Classification tasks clump data into buckets. Here a data scientist looks for features in data that are reliable proxies for categories she wants to separate: If data has feature x, it goes into bucket one; if not, it goes into bucket two. You can still think of this as using x’s to predict y’s, but in this case y isn’t a number but a type.
Organizations use classification algorithms to filter spam, diagnose abnormalities on X-rays, identify relevant documents for a lawsuit, sort résumés for a job, or segment customers. But classification gains its true power when the number of classes increases. Classification can be extended beyond binary choices like “Is it spam or not?” to include lots of different buckets. Perception tasks, like training a computer to recognize objects in images, are also classification tasks, they just have many output classes (for example, the various animal species names) instead of just Bucket 1 and Bucket 2. This makes supervised learning systems look smarter than they are, as we assume their ability to learn concepts mirrors our own. In fact, they’re just bucketing data into buckets 1, 2, 3…n, according to the “m” learned for the function.
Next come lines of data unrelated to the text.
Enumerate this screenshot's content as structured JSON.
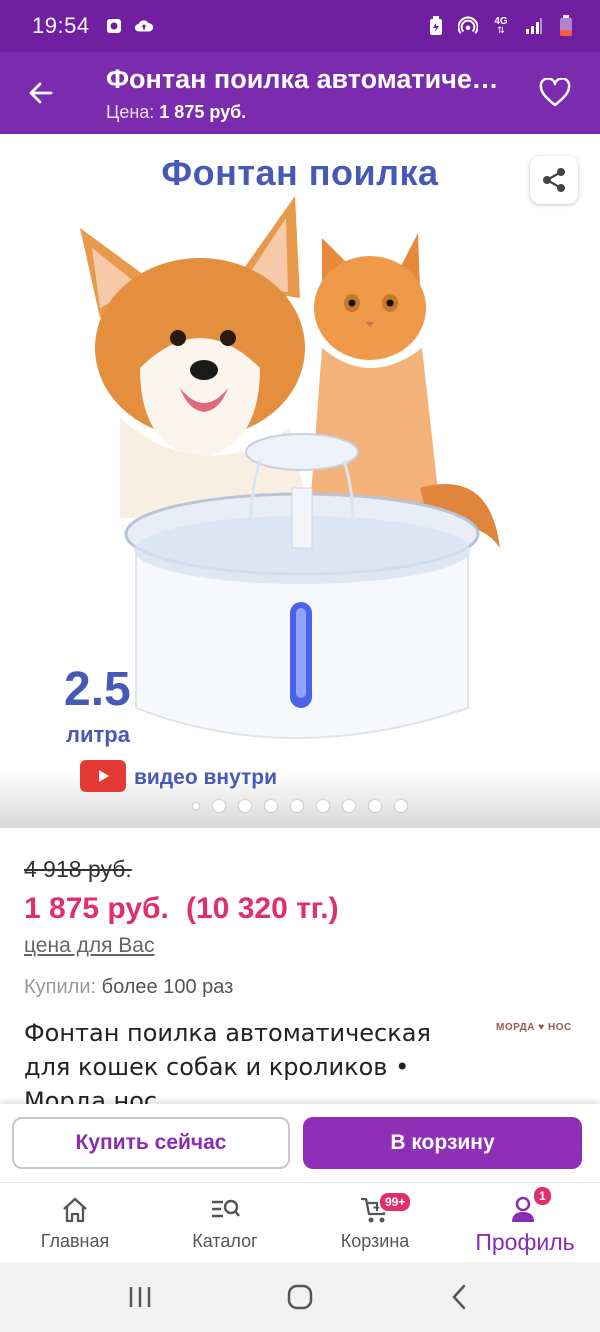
{
  "status_bar": {
    "time": "19:54",
    "left_icons": [
      "notification-icon",
      "cloud-upload-icon"
    ],
    "right_icons": [
      "battery-saver-icon",
      "hotspot-icon",
      "network-4g-icon",
      "signal-icon",
      "battery-icon"
    ],
    "network_label": "4G"
  },
  "app_bar": {
    "title": "Фонтан поилка автоматическая для кошек собак и кроликов • Морда нос",
    "price_label": "Цена:",
    "price_value": "1 875 руб."
  },
  "hero": {
    "title": "Фонтан поилка",
    "liters_number": "2.5",
    "liters_word": "литра",
    "video_text": "видео внутри",
    "image_count": 9,
    "current_image": 1
  },
  "product": {
    "old_price": "4 918 руб.",
    "new_price": "1 875 руб.",
    "price_tg": "(10 320 тг.)",
    "price_note": "цена для Вас",
    "bought_label": "Купили:",
    "bought_value": "более 100 раз",
    "name": "Фонтан поилка автоматическая для кошек собак и кроликов • Морда нос",
    "brand_logo": "МОРДА ♥ НОС"
  },
  "actions": {
    "buy_now": "Купить сейчас",
    "add_to_cart": "В корзину"
  },
  "bottom_nav": {
    "items": [
      {
        "label": "Главная",
        "icon": "home-icon"
      },
      {
        "label": "Каталог",
        "icon": "catalog-search-icon"
      },
      {
        "label": "Корзина",
        "icon": "cart-icon",
        "badge": "99+"
      },
      {
        "label": "Профиль",
        "icon": "profile-icon",
        "badge": "1"
      }
    ],
    "active_index": 3
  },
  "colors": {
    "status_bar": "#6f1fa0",
    "app_bar": "#7b2bad",
    "accent": "#8f2fb8",
    "price": "#e0306b",
    "hero_text": "#4759b6"
  }
}
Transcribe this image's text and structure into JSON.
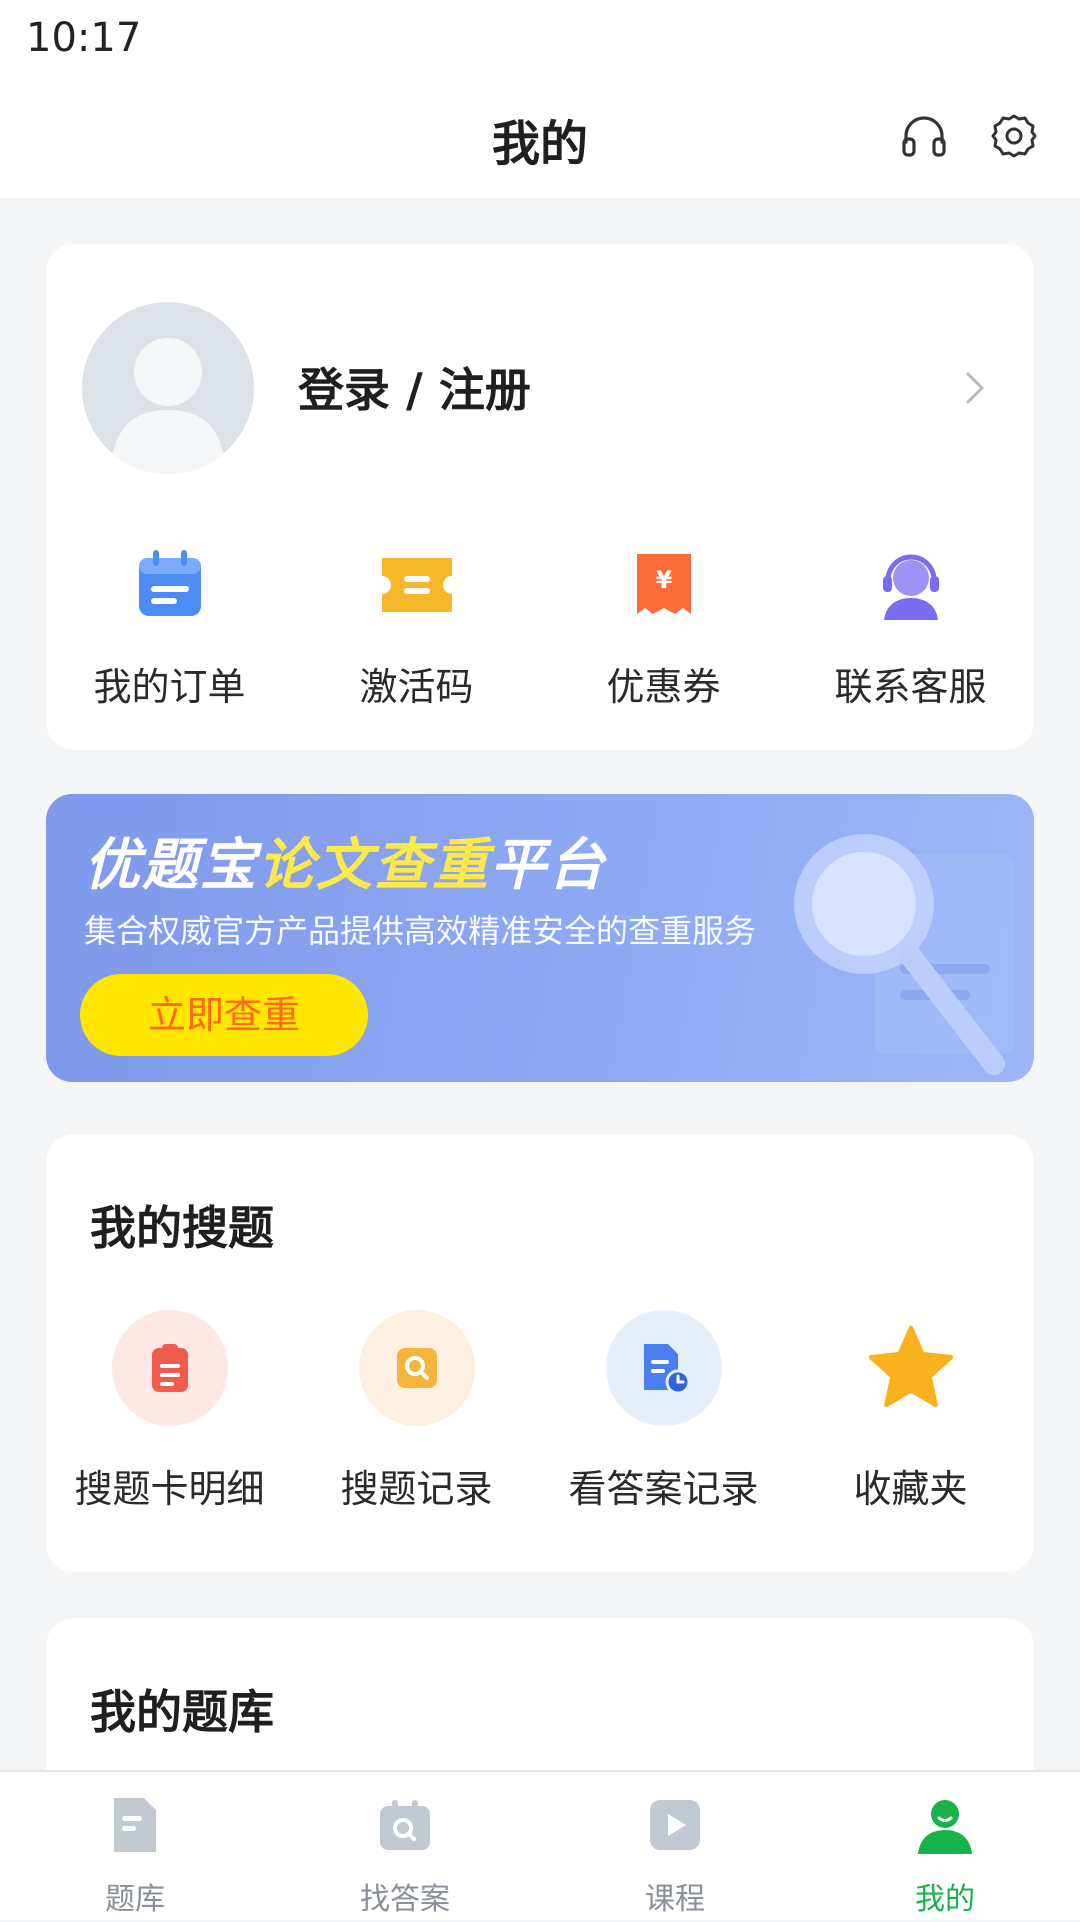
{
  "status_bar": {
    "time": "10:17"
  },
  "header": {
    "title": "我的",
    "icons": [
      "headset-icon",
      "gear-icon"
    ]
  },
  "profile": {
    "login_label": "登录 / 注册",
    "quick_actions": [
      {
        "label": "我的订单",
        "icon": "calendar-icon",
        "color": "#4d8cf5"
      },
      {
        "label": "激活码",
        "icon": "ticket-icon",
        "color": "#f7b72a"
      },
      {
        "label": "优惠券",
        "icon": "coupon-icon",
        "color": "#ff6b3a"
      },
      {
        "label": "联系客服",
        "icon": "service-agent-icon",
        "color": "#7a6cf0"
      }
    ]
  },
  "banner": {
    "title_part1": "优题宝",
    "title_highlight": "论文查重",
    "title_part2": "平台",
    "subtitle": "集合权威官方产品提供高效精准安全的查重服务",
    "button_label": "立即查重"
  },
  "my_search": {
    "title": "我的搜题",
    "items": [
      {
        "label": "搜题卡明细",
        "icon": "clipboard-icon",
        "bg": "#fde8e6",
        "fg": "#f15b4e"
      },
      {
        "label": "搜题记录",
        "icon": "search-icon",
        "bg": "#fdf0e0",
        "fg": "#f5b43b"
      },
      {
        "label": "看答案记录",
        "icon": "document-clock-icon",
        "bg": "#e6eefc",
        "fg": "#4b7ff0"
      },
      {
        "label": "收藏夹",
        "icon": "star-icon",
        "bg": "#ffffff",
        "fg": "#f8b21e"
      }
    ]
  },
  "my_bank": {
    "title": "我的题库"
  },
  "bottom_nav": {
    "items": [
      {
        "label": "题库",
        "icon": "document-icon",
        "active": false
      },
      {
        "label": "找答案",
        "icon": "camera-search-icon",
        "active": false
      },
      {
        "label": "课程",
        "icon": "play-icon",
        "active": false
      },
      {
        "label": "我的",
        "icon": "user-icon",
        "active": true
      }
    ],
    "active_color": "#18b24a",
    "inactive_color": "#c3c9d3"
  }
}
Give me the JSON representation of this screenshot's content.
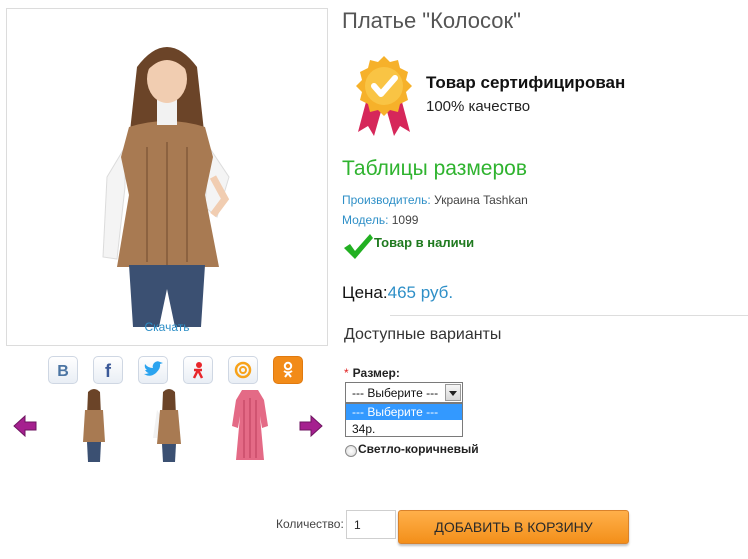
{
  "product": {
    "title": "Платье \"Колосок\"",
    "download_label": "Скачать"
  },
  "certificate": {
    "title": "Товар сертифицирован",
    "subtitle": "100% качество",
    "icon": "certified-badge-icon"
  },
  "size_table_link": "Таблицы размеров",
  "manufacturer": {
    "label": "Производитель:",
    "value": "Украина Tashkan"
  },
  "model": {
    "label": "Модель:",
    "value": "1099"
  },
  "stock": {
    "text": "Товар в наличи",
    "icon": "checkmark-icon"
  },
  "price": {
    "label": "Цена:",
    "value": "465 руб."
  },
  "variants": {
    "title": "Доступные варианты",
    "size_label": "Размер:",
    "required_mark": "*",
    "selected_text": "--- Выберите ---",
    "options": [
      "--- Выберите ---",
      "34р."
    ],
    "color_option": "Светло-коричневый"
  },
  "quantity": {
    "label": "Количество:",
    "value": "1"
  },
  "cart_button": "ДОБАВИТЬ В КОРЗИНУ",
  "social": [
    {
      "name": "vk-icon",
      "color": "#4c75a3"
    },
    {
      "name": "facebook-icon",
      "color": "#3b5998"
    },
    {
      "name": "twitter-icon",
      "color": "#2aa3ef"
    },
    {
      "name": "odnoklassniki-icon",
      "color": "#e8262b"
    },
    {
      "name": "mailru-icon",
      "color": "#f7a21a"
    },
    {
      "name": "ok-icon",
      "color": "#f28b18"
    }
  ],
  "colors": {
    "accent_blue": "#2e8fc7",
    "size_link_green": "#2fb32f",
    "stock_green": "#1f7a1f",
    "cart_orange": "#f38f1a"
  }
}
So far, this all feels rather abstract. How can you bring it down to earth and learn how to identify these mathematical structures in your everyday work?
There are a few ways you can determine whether a task presents a good supervised learning opportunity.
First, write down what you do in your job. Break apart your activities into: things you do daily or regularly versus things you do sporadically; things that have become second nature versus things that require patient deliberation or lots of thought; and things that are part of a process versus things you do on your own.
For those tasks that you perform regularly, on your own, and that feel automatic, identify how many others in your organization do similar tasks and how many people have done this historically.
Examine the nature of the task. Does it include predicting something or bucketing something into categories?
Ask yourself: If 10 colleagues in your organization performed the task, would they all agree on the answer? If humans can’t agree something is true or false, computers can’t reliably transform judgment calls into statistical patterns.
How long have people in the organization been doing something similar to this task? If it’s been a long time, has the organization kept a record of successfully completed tasks? If yes, this could be used as a training data set for your supervised learning algorithm. If no, you may need to start collecting this data today, and then you can keep a human in the loop to train the algorithm over time.
Next, sit down with a data science team and tell them about the task. Walk them through your thought process and tell them what aspects of information you focus on when you complete your task. This will help them determine if automation is feasible and tease out the aspects of the data that will be most predictive of the desired output.
Ask yourself, if this were automated, how might that change the products we offer to our customers? Ask, what is the worst thing that could happen to the business if this were to be automated? And finally, ask, what is the worst thing that could happen to the business if the algorithm outputs the wrong answer or an answer with a 65% or 70% accuracy rate? What is the accuracy threshold the business requires to go ahead and automate this task?
Succeeding with supervised learning entails a shift in the perspective on how work gets done. It entails using past work — all that human judgment and subject matter expertise — to create an algorithm that applies that expertise to future work. When used well, this makes employees more productive and creates new value. But it starts with identifying problems worth solving and thinking about them in terms of inputs and outputs, x’s and y’s.